To demultiplex the dRNA-seq reads, the BLASTN tool was used to find all possible alignments between a read and the library of designs, with the best matching design being chosen^46,47. Optimizing the BLASTN parameters is crucial for accurate characterization and so computational analyses were performed where a smaller library (540 designs, Supplementary Fig. 2) was used to systematically explore the role of each BLASTN parameter. Each design was given a random termination efficiency and had a set of full-length terminated and non-terminated reads generated based on our model. These reads were then pooled for all the designs and attempts made to demultiplex and infer the original termination efficiencies for each design. This allowed us to generate an optimized set of parameters that allows each design to be accurately identified (see “Methods” section).

The final computational demultiplexing and analysis pipeline (Fig. 1d) involved aligning the sequences of all designs against all reads using BLASTN with optimized parameters and then associating each read with the design that had the best alignment score (see “Methods” section).
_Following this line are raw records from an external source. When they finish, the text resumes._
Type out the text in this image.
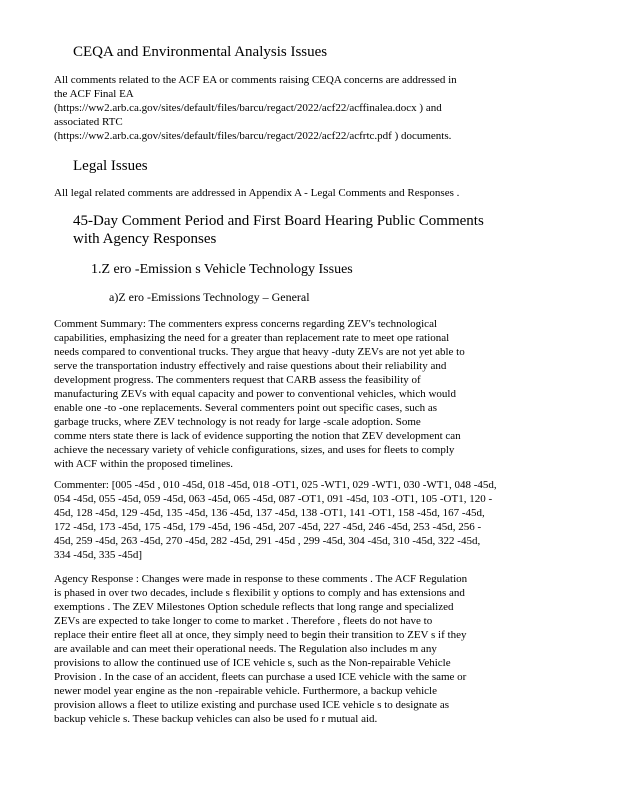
CEQA and Environmental Analysis Issues
All comments related to the ACF EA or comments raising CEQA concerns are addressed in
the ACF Final EA
(https://ww2.arb.ca.gov/sites/default/files/barcu/regact/2022/acf22/acffinalea.docx ) and
associated RTC
(https://ww2.arb.ca.gov/sites/default/files/barcu/regact/2022/acf22/acfrtc.pdf ) documents.
Legal Issues
All legal related comments are addressed in Appendix A - Legal Comments and Responses .
45-Day Comment Period and First Board Hearing Public Comments
with Agency Responses
1.Z ero -Emission s Vehicle Technology Issues
a)Z ero -Emissions Technology – General
Comment Summary: The commenters express concerns regarding ZEV's technological
capabilities, emphasizing the need for a greater than replacement rate to meet ope rational
needs compared to conventional trucks. They argue that heavy -duty ZEVs are not yet able to
serve the transportation industry effectively and raise questions about their reliability and
development progress. The commenters request that CARB assess the feasibility of
manufacturing ZEVs with equal capacity and power to conventional vehicles, which would
enable one -to -one replacements. Several commenters point out specific cases, such as
garbage trucks, where ZEV technology is not ready for large -scale adoption. Some
comme nters state there is lack of evidence supporting the notion that ZEV development can
achieve the necessary variety of vehicle configurations, sizes, and uses for fleets to comply
with ACF within the proposed timelines.
Commenter: [005 -45d , 010 -45d, 018 -45d, 018 -OT1, 025 -WT1, 029 -WT1, 030 -WT1, 048 -45d,
054 -45d, 055 -45d, 059 -45d, 063 -45d, 065 -45d, 087 -OT1, 091 -45d, 103 -OT1, 105 -OT1, 120 -
45d, 128 -45d, 129 -45d, 135 -45d, 136 -45d, 137 -45d, 138 -OT1, 141 -OT1, 158 -45d, 167 -45d,
172 -45d, 173 -45d, 175 -45d, 179 -45d, 196 -45d, 207 -45d, 227 -45d, 246 -45d, 253 -45d, 256 -
45d, 259 -45d, 263 -45d, 270 -45d, 282 -45d, 291 -45d , 299 -45d, 304 -45d, 310 -45d, 322 -45d,
334 -45d, 335 -45d]
Agency Response : Changes were made in response to these comments . The ACF Regulation
is phased in over two decades, include s flexibilit y options to comply and has extensions and
exemptions . The ZEV Milestones Option schedule reflects that long range and specialized
ZEVs are expected to take longer to come to market . Therefore , fleets do not have to
replace their entire fleet all at once, they simply need to begin their transition to ZEV s if they
are available and can meet their operational needs. The Regulation also includes m any
provisions to allow the continued use of ICE vehicle s, such as the Non-repairable Vehicle
Provision . In the case of an accident, fleets can purchase a used ICE vehicle with the same or
newer model year engine as the non -repairable vehicle. Furthermore, a backup vehicle
provision allows a fleet to utilize existing and purchase used ICE vehicle s to designate as
backup vehicle s. These backup vehicles can also be used fo r mutual aid.
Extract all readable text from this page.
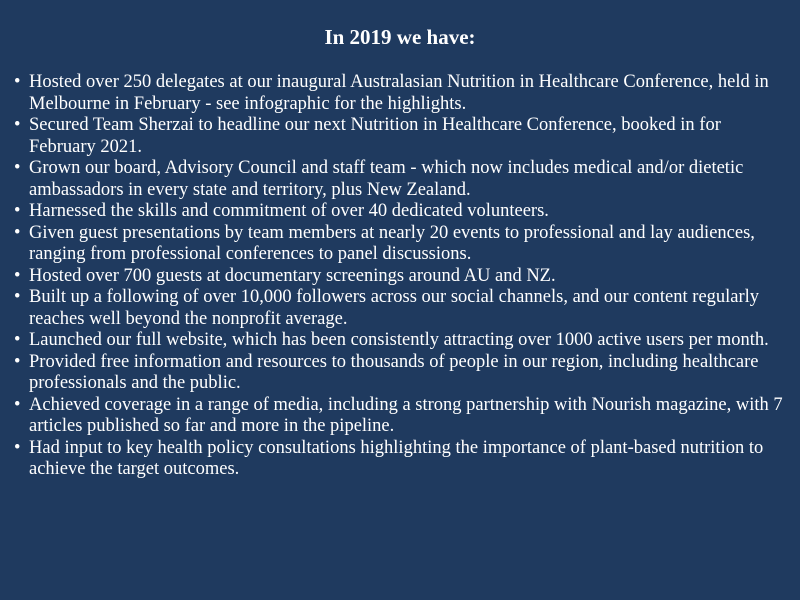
In 2019 we have:
• Hosted over 250 delegates at our inaugural Australasian Nutrition in Healthcare Conference, held in Melbourne in February - see infographic for the highlights.
• Secured Team Sherzai to headline our next Nutrition in Healthcare Conference, booked in for February 2021.
• Grown our board, Advisory Council and staff team - which now includes medical and/or dietetic ambassadors in every state and territory, plus New Zealand.
• Harnessed the skills and commitment of over 40 dedicated volunteers.
• Given guest presentations by team members at nearly 20 events to professional and lay audiences, ranging from professional conferences to panel discussions.
• Hosted over 700 guests at documentary screenings around AU and NZ.
• Built up a following of over 10,000 followers across our social channels, and our content regularly reaches well beyond the nonprofit average.
• Launched our full website, which has been consistently attracting over 1000 active users per month.
• Provided free information and resources to thousands of people in our region, including healthcare professionals and the public.
• Achieved coverage in a range of media, including a strong partnership with Nourish magazine, with 7 articles published so far and more in the pipeline.
• Had input to key health policy consultations highlighting the importance of plant-based nutrition to achieve the target outcomes.
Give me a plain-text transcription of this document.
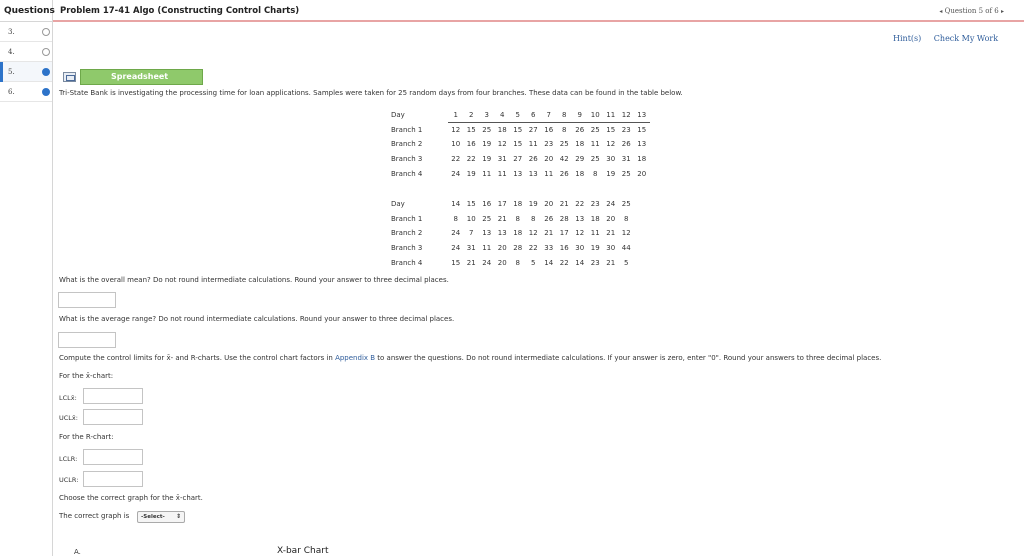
Questions
3.
4.
5.
6.
Problem 17-41 Algo (Constructing Control Charts)	◂ Question 5 of 6 ▸
Hint(s) Check My Work
Spreadsheet
Tri-State Bank is investigating the processing time for loan applications. Samples were taken for 25 random days from four branches. These data can be found in the table below.
Day	1	2	3	4	5	6	7	8	9	10	11	12	13
Branch 1	12	15	25	18	15	27	16	8	26	25	15	23	15
Branch 2	10	16	19	12	15	11	23	25	18	11	12	26	13
Branch 3	22	22	19	31	27	26	20	42	29	25	30	31	18
Branch 4	24	19	11	11	13	13	11	26	18	8	19	25	20
Day	14	15	16	17	18	19	20	21	22	23	24	25
Branch 1	8	10	25	21	8	8	26	28	13	18	20	8
Branch 2	24	7	13	13	18	12	21	17	12	11	21	12
Branch 3	24	31	11	20	28	22	33	16	30	19	30	44
Branch 4	15	21	24	20	8	5	14	22	14	23	21	5
What is the overall mean? Do not round intermediate calculations. Round your answer to three decimal places.
What is the average range? Do not round intermediate calculations. Round your answer to three decimal places.
Compute the control limits for x̄- and R-charts. Use the control chart factors in Appendix B to answer the questions. Do not round intermediate calculations. If your answer is zero, enter "0". Round your answers to three decimal places.
For the x̄-chart:
LCLx̄:
UCLx̄:
For the R-chart:
LCLR:
UCLR:
Choose the correct graph for the x̄-chart.
The correct graph is	-Select- ⇕
A.	X-bar Chart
Reads for each design were then mapped to the appropriate reference sequence and design-specific read depth profiles generated, filtering out any reads where no terminator was present after alignment and mapping. Finally, termination efficiencies were calculated for each read depth profile as T_e = [R(x_s) − R(x_e)]/R(x_s), where R(x) is the read depth at position x in the genetic construct, and x_s and x_e are the start and end nucleotide position of the transcriptional valve, respectively.

Characterizing transcription termination at nucleotide resolution

In vitro transcription using T7 RNA polymerase of the entire pool of DNA constructs followed by dRNA-seq enabled us to rapidly assay the performance of each design simultaneously. To ensure the accuracy of our measurements, a detailed analysis of the generated read depth profiles was performed, which revealed several key features in line with other dRNA-seq studies (Supplementary Note 2)⁴⁸. We also developed a mathematical model that allowed us to correct for unwanted deviations between actual and measured T_e (Supplementary Note 3; Supplementary Figs. 3–6). We found that transcript abundances were weakly correlated with DNA construct frequencies (R² = 0.22), with strong terminators over-represented in the dRNA-seq data. A good reproducibility was observed for T_e values between replicates (R² = 0.99) and for terminators shared across separately assembled libraries with different part compositions (Supplementary Fig. 7). This resulted in 98% of designs having a difference of <5% in T_e across the experimental replicates of our initial library.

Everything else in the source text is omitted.